At Fri Jan 09, 09:46:00 AM, Sarah said…
Cracking up more at Grant Boone turning slacks into a disgusting word, as if it isn't already. Hilarious.
Like the other Sarah (who also spells her name correctly, thank you) I was frequently 'pooped' (both meanings) as a young mom. I quit using the phrase when one time at church I proclaimed to be 'pooped' and my 2 year old daughter very innocently said, "You poopy, Mommy?" while checking my diaper 'area' as I would do to her. That broke that habit right there.
BST hates the word 'moist'. The more I think about it, so do I. Troy and I say it to gross each other out.
At Fri Jan 09, 12:43:00 PM, Keith Brenton said…
I was going to say "TMI," but I was afraid you'd take it personally.
At Fri Jan 09, 03:37:00 PM, Anonymous said…
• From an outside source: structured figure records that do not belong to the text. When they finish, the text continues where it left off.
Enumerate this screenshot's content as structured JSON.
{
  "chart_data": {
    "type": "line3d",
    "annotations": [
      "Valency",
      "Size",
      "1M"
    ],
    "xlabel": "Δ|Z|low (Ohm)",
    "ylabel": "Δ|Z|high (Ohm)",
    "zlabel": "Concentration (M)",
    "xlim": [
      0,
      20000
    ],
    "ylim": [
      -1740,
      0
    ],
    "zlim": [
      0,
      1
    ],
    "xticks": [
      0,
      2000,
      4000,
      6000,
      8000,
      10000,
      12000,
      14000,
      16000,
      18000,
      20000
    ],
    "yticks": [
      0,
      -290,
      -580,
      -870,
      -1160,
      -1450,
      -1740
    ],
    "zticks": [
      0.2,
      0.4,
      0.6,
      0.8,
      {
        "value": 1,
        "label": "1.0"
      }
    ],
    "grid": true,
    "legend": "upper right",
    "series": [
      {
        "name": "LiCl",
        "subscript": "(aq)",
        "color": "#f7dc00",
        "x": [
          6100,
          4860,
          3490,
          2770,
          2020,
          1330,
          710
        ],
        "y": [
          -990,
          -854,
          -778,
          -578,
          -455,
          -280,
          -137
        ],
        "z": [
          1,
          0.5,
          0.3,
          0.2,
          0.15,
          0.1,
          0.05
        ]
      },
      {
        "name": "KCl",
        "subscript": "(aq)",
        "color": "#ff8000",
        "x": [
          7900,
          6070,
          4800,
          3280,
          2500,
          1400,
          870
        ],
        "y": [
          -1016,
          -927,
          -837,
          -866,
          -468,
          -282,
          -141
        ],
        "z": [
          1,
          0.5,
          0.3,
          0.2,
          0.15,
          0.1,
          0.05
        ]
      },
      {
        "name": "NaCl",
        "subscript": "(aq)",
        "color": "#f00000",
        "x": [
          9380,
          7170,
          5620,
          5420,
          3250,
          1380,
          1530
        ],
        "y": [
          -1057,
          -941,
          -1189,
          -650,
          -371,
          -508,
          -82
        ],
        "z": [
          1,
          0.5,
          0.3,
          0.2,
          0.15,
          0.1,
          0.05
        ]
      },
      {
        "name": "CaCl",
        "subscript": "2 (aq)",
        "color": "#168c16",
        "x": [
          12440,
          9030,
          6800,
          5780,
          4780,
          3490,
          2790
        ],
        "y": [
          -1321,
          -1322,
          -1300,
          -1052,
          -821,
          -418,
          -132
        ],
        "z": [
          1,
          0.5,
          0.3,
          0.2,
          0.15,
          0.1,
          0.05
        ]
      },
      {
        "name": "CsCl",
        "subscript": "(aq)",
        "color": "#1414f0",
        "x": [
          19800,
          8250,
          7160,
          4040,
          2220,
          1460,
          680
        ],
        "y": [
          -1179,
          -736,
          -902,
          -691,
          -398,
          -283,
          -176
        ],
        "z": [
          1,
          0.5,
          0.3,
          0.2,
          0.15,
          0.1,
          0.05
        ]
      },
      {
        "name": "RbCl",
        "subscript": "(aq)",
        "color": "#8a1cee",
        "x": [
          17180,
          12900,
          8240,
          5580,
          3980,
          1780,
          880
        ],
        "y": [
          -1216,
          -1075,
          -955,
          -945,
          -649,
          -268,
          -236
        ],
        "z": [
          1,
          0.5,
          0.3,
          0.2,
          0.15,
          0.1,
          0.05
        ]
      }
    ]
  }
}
Words you'll never hear me say include:
fixin' or fixins
ya'll
"Slacks" make me think of elastic band pants that my grandpa wore.
You'll also never hear me say "you're wrong, dear."
At Sat Jan 10, 08:07:00 AM, Anonymous said…
"Jazzed" drives me crazy. I've never been "jazzed" about anything to my recollection. Perhaps because I can't stand jazz music, unless you count New Orleans jazz. If someone says "I was just so jazzed" it just sounds the MOST dorky. (I do like the word "dorky").
As a side note - what does Utah have to do with Jazz? Sounds like one of the most un-jazzy places. They seriously should have changed the team name...
I'm a Believer!
Laura
At Wed Jan 14, 08:28:00 AM, Anonymous said…
Maybe this isn't a spoken word, but I'm afraid it might be someday.
"LOL"
That's it. LOL. It's overused to the point of being irritating. It's one thing to use it in a text or IM message, but in an everyday email or note?
ArrrrrrrgggghhhhHHHH!
At Tue Feb 17, 04:55:00 AM, Lara said…
I allow "Hoot" if it's said using a Minnesotan accent. Try it. It's not so bad.